“Everybody wants a vaccine,” a random Facebook “friend” that I didn’t recognize said to me in a comment about the President’s push to have a vaccine for the coronavirus soon. Someone replied with, “Literally everyone.” That’s when the debate ensued on my normally quiet Facebook page. I had to turn off notifications on my phone because it became too annoying.
The gist of the argument that transpired on my Facebook post is the same argument that’s going to occur in the real world as we get closer to having a COVID-19 vaccine. To some, it’s the sign of victory they’ve been waiting for as they remain cooped up in their homes. For others, it’s a sign of defeat and government control as they see it as something that will be rushed with limited benefits and potential harm. Warnings of it being the “mark of the beast” even popped up as many claimed it will be mandatory, that those who do not have it will not be able to buy or sell as the Book of Revelation details.
Personally, I’m not a fan of vaccines. I do not get the flu vaccine and, oddly enough, haven’t had the flew in decades. I’m not one who actively goes after the pro-vaccine crowd, but I’m very quick to call out those who try to quash the scientific arguments against vaccines. Big Pharma is very much invested in making sure the anti-vaxxers are stifled, which instantly makes me skeptical about their motives as well as about vaccines.
Nevertheless, the majority of Americans believe in vaccines and want a COVID-19 vaccine as quickly as possible. That’s why this debate is going to continue to pop up and possibly dominate discussions on social media, especially after this announcement:
President Trump delivered another dose of optimism in the race to generate a COVID-19 vaccine on Friday when he announced a public-private partnership as part of what he called “Operation Warp Speed” to develop cure “by the end of the year.”
“This is an endeavor unlike anything our country has seen since the Manhattan Project…No one has seen anything like we’re doing now within our country since the second world war. Incredible,” Trump said in the White House Rose Garden.
“That means big and it means fast,” Trump continued. “It’s objective is to finish developing and then to manufacture and distribute a proven coronavirus vaccine…prior to the end of the year. I think we’re going to have some very good results coming out very quickly.”
Could it be mandatory? Possibly. Could those who get the vaccine also be given some sort of identifying document—such as a bracelet or (gasp!) a mark—saying they have had the vaccine? Possibly. The turmoil and fear surrounding the coronavirus has been strong enough to take people who were once staunch supporters of liberty and turn them into lukewarm supporters of draconian measures.

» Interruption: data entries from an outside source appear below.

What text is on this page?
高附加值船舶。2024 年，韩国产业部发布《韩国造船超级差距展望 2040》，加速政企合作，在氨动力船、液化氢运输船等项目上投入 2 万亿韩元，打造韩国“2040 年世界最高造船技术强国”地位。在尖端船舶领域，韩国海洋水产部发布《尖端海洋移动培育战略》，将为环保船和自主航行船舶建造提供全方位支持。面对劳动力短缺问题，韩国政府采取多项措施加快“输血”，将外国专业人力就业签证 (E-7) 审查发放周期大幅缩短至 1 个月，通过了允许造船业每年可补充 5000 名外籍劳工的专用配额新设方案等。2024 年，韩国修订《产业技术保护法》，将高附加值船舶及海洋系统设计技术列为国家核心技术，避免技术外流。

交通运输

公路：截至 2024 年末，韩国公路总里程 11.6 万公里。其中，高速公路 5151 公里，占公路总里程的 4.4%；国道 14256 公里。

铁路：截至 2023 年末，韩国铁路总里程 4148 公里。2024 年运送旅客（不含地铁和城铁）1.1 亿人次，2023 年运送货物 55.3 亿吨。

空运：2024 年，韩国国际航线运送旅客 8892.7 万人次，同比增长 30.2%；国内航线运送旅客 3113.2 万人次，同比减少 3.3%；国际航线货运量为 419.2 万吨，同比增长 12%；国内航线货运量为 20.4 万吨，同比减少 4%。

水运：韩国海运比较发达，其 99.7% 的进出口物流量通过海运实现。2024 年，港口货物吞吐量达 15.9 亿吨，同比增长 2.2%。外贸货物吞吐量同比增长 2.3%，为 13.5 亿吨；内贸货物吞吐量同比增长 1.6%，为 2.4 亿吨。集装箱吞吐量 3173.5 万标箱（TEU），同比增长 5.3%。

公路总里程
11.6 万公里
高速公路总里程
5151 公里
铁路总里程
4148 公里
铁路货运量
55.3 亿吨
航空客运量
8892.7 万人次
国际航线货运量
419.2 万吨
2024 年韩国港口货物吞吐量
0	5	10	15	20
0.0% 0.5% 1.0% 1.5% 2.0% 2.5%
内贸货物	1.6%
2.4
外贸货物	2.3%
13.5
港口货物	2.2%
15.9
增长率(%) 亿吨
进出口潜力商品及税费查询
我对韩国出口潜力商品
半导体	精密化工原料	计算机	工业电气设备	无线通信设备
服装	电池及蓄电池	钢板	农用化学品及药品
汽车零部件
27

Whatever your stance on the coronavirus vaccine, it’s important to arm yourself with information. It’s one thing to agree that a vaccine should be available. It’s another thing altogether to believe vaccines should be made mandatory.
A majority of Americans want a vaccine. That’s their prerogative. But if proponents of a coronavirus vaccine start calling for it to be mandatory, patriots must stand up and fight for choice whether they’re getting the vaccine themselves or not.